By Chris Kennedy (NRL.com)
After a long journey to his NRL debut that has taken in Super League, 12 Tests for Ireland, a State Championship with the Northern Pride and charitable ventures to Fiji and Africa, Dragons forward Tyrone McCarthy is hoping he gets a chance to add to his debut NRL cap.
While the 28-year-old's first NRL match – last Sunday's 25-12 loss to the Wests Tigers – didn't end with the result he was hoping for, McCarthy was hoping he did enough to convince coach Paul McGregor to give him a few more starts before the season is out.
The return of Jacob Host and Will Matthews to an extended bench this week means McCarthy is in danger of missing out on Friday night's important clash against Canterbury but the well-travelled Irishman is no stranger to biding his time.
"I had a bit of a frustrating start to the year with my hamstring and trying to find a bit of form but I'm just hoping now I've been given an opportunity to play first grade I hopefully get a few more games before the end of the season," McCarthy told NRL.com after his debut game.
"Obviously it's a lot faster than the standard I've been playing with the [Illawarra] Cutters but I enjoy playing at that level and hopefully I get out there again."
After several years with his first Super League club Warrington back home, McCarthy had the chance to head to Australia and enjoyed a successful season with the Cairns-based Northern Pride in the Intrust Super Cup, winning that competition then the inaugural State Championship against the 2014 NSW Cup winners Penrith.
Last year he returned to the UK and enjoyed another successful season, this time with Hull KR, before joining former Warrington teammate Mike Cooper at the Dragons.
"Last year I was at Hull KR… I was fortunate enough to have a decent year there and sign with the Dragons. Before that I was playing in Queensland with the Northern Pride and had a good year there," he said.
"That was off the back of finding myself a bit frustrated when I was at Warrington Wolves; that's my home town club that gave me my first opportunity to play first grade and I've got a lot of good memories there but that's why I came out here in the first place to play with the Pride and that gave me the taste of wanting to play NRL.
"I suppose this has been a goal over the last two years of building towards it. Actually getting to play NRL and reaching that goal, I'm trying to kick on from there now."
The 2015 Hull KR captain's leadership skills – on display both last year on the field and in recent years helping develop charity venture The Full Blood Project – were part of the Dragons' reasons for recruiting him.

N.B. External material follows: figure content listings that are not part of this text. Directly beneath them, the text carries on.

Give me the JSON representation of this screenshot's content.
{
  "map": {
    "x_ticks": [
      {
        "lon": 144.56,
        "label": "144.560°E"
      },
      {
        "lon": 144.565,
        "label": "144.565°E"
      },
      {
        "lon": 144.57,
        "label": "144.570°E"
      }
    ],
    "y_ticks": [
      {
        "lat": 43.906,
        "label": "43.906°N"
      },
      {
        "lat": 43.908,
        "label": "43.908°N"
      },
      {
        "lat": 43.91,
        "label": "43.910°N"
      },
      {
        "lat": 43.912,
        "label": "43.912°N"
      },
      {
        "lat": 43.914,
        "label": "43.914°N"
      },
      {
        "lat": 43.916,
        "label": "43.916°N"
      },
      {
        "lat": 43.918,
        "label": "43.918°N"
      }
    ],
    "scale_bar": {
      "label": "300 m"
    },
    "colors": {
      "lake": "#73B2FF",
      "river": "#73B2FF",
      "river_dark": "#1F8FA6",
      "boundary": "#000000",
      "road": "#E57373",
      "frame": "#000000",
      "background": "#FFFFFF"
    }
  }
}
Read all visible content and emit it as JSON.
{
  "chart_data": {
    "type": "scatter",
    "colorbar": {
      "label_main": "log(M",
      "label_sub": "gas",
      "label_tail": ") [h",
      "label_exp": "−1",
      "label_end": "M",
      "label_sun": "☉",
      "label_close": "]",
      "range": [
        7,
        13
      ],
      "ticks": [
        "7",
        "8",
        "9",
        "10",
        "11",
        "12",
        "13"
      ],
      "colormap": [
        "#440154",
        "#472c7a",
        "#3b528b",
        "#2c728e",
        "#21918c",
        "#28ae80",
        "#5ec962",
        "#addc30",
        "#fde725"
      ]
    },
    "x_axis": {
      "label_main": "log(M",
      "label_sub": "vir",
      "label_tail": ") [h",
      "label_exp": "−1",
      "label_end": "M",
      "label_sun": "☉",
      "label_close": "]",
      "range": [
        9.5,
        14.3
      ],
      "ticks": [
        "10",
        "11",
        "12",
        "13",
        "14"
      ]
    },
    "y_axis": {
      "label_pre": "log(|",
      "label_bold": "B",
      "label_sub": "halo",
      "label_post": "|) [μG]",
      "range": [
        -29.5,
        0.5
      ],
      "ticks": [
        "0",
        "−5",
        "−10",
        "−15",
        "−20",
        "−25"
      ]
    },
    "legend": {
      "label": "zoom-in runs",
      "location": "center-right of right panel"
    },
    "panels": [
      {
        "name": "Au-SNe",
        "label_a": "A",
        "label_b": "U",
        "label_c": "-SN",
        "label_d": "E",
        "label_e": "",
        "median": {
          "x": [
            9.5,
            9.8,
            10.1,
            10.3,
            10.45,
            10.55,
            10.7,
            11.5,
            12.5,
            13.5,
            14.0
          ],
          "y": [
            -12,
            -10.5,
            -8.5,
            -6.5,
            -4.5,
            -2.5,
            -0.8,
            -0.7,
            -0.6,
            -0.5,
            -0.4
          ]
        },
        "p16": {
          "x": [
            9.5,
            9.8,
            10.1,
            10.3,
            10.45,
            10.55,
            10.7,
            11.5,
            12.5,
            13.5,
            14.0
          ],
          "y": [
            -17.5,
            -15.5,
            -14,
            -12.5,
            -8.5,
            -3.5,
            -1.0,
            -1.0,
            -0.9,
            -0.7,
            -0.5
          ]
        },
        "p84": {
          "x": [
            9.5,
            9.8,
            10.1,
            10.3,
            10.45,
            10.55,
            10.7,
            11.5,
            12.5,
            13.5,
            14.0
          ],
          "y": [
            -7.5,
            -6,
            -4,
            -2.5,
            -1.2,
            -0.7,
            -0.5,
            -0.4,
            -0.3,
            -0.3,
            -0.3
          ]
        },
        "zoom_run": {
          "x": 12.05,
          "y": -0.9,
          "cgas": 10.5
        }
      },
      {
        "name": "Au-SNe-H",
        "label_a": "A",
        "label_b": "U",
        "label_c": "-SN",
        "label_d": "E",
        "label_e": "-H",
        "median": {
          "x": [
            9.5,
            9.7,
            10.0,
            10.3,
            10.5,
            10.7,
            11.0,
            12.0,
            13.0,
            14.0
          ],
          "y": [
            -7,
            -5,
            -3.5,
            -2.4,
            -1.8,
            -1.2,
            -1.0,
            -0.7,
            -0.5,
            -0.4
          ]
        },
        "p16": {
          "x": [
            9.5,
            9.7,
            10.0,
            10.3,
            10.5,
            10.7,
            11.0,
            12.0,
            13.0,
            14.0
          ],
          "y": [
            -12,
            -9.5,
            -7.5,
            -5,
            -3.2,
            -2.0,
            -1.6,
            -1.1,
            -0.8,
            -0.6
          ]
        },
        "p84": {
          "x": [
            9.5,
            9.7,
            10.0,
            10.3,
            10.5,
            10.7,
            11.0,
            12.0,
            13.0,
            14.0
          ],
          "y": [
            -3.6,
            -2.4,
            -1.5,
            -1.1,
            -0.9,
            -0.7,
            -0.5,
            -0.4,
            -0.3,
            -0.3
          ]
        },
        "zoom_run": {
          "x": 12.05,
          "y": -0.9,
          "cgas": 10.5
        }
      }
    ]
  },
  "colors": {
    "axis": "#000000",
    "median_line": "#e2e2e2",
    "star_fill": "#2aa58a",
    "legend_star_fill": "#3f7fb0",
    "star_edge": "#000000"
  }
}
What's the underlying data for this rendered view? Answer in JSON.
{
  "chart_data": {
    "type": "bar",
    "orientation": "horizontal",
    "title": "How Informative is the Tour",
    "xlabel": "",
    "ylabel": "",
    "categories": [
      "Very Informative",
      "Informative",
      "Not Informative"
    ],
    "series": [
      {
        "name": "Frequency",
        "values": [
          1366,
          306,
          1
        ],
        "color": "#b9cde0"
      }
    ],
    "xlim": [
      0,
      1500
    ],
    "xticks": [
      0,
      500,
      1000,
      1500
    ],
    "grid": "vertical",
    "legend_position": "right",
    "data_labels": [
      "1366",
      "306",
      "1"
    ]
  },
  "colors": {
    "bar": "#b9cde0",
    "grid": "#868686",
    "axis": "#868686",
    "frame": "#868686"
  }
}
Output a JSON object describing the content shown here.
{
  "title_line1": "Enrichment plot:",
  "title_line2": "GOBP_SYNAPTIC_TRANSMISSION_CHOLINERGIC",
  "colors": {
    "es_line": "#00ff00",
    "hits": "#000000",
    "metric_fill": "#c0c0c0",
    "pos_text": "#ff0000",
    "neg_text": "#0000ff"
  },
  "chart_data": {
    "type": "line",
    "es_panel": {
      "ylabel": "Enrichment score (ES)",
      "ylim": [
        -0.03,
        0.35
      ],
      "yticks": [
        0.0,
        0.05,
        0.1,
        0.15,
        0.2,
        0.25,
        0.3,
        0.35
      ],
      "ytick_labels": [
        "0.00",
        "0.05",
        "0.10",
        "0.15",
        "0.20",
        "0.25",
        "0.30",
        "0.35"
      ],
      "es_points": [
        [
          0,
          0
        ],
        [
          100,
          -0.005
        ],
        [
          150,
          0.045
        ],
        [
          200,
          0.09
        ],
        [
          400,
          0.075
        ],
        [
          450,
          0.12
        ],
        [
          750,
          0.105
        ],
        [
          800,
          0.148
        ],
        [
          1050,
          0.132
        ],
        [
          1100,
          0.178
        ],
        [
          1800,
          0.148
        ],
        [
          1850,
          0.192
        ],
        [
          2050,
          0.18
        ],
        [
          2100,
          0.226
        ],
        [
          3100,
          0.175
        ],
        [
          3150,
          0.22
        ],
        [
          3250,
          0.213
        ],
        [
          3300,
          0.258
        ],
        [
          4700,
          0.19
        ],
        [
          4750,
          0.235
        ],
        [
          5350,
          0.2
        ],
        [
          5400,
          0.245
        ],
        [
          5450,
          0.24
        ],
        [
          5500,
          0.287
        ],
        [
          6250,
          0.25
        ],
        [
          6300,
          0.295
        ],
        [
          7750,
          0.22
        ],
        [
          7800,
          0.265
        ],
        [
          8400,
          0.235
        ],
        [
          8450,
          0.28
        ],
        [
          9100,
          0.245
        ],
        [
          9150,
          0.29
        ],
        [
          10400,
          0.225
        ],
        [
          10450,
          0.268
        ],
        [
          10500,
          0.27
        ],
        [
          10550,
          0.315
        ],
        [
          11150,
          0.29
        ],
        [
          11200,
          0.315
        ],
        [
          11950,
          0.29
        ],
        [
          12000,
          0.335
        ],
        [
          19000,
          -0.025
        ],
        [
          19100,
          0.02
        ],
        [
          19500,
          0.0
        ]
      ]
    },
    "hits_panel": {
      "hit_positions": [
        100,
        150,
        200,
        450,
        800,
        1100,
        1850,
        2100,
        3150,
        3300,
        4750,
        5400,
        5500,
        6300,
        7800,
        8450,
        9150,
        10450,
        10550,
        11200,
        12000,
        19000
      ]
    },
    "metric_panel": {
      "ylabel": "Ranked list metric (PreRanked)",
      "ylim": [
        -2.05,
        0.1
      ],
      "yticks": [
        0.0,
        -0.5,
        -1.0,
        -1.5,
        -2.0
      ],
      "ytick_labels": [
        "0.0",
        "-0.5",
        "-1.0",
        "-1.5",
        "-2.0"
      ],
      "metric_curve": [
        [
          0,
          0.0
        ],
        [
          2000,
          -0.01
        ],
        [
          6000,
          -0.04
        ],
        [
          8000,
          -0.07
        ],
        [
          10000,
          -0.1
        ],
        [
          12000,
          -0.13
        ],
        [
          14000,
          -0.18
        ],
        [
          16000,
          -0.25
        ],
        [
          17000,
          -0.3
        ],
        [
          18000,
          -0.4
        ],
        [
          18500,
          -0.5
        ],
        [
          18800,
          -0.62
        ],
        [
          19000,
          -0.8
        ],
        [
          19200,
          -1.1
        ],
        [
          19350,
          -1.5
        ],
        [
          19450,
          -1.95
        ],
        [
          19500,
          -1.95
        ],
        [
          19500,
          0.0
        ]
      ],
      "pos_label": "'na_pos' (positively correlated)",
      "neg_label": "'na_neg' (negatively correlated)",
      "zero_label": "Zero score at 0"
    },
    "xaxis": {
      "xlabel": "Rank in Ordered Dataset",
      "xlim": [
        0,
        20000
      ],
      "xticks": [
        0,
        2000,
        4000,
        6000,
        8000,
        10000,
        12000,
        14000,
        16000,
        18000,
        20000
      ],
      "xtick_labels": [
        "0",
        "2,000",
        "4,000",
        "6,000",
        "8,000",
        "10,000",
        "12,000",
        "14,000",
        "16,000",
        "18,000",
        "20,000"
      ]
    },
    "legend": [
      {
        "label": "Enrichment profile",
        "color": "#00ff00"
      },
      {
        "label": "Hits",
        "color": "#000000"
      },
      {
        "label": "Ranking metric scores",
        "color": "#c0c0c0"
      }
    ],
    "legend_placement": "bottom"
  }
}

"We spoke about my leadership skills, that's why they brought me to the club. I was captain back in Hull KR and [coach Paul McGregor] just said about being consistent. That's something I try to do with my game, you won't see too many blockbusting runs from me but I try and keep doing all the small things that hopefully benefit the team," McCarthy said.
Elaborating on his work with the Full Blood Project – which began as an idea along with two university mates from Edge Hill University in Liverpool who had all studied physical education – McCarthy said experiences the three had travelling to places like Fiji and Africa provided the inspiration.
"The whole purpose is giving kids an opportunity to go and fulfil their potential," McCarthy said.
"They were based in Fiji working with elite kids who had dreams of playing NRL. We worked with them on the difference in cultural issues if they do come over.
"Last November we went out to Africa, we took a team of 10 volunteers out from the UK and delivered a rugby league program out there.
"We left a bit of a legacy, we built the first rugby league posts out there and we try and hit some of the educational issues as well.
"They have a real passion for education so it's not about trying to send them to school, it's more helping and the social education and stuff about malaria and trying to combine that with rugby league.
"We're going back out this November to Gambia again and hopefully in 2017 the work back in Fiji will be up and running again.
"I'm really proud of where it's come from, from an idea. We just want to make a difference and hopefully some kids get a few opportunities out of it."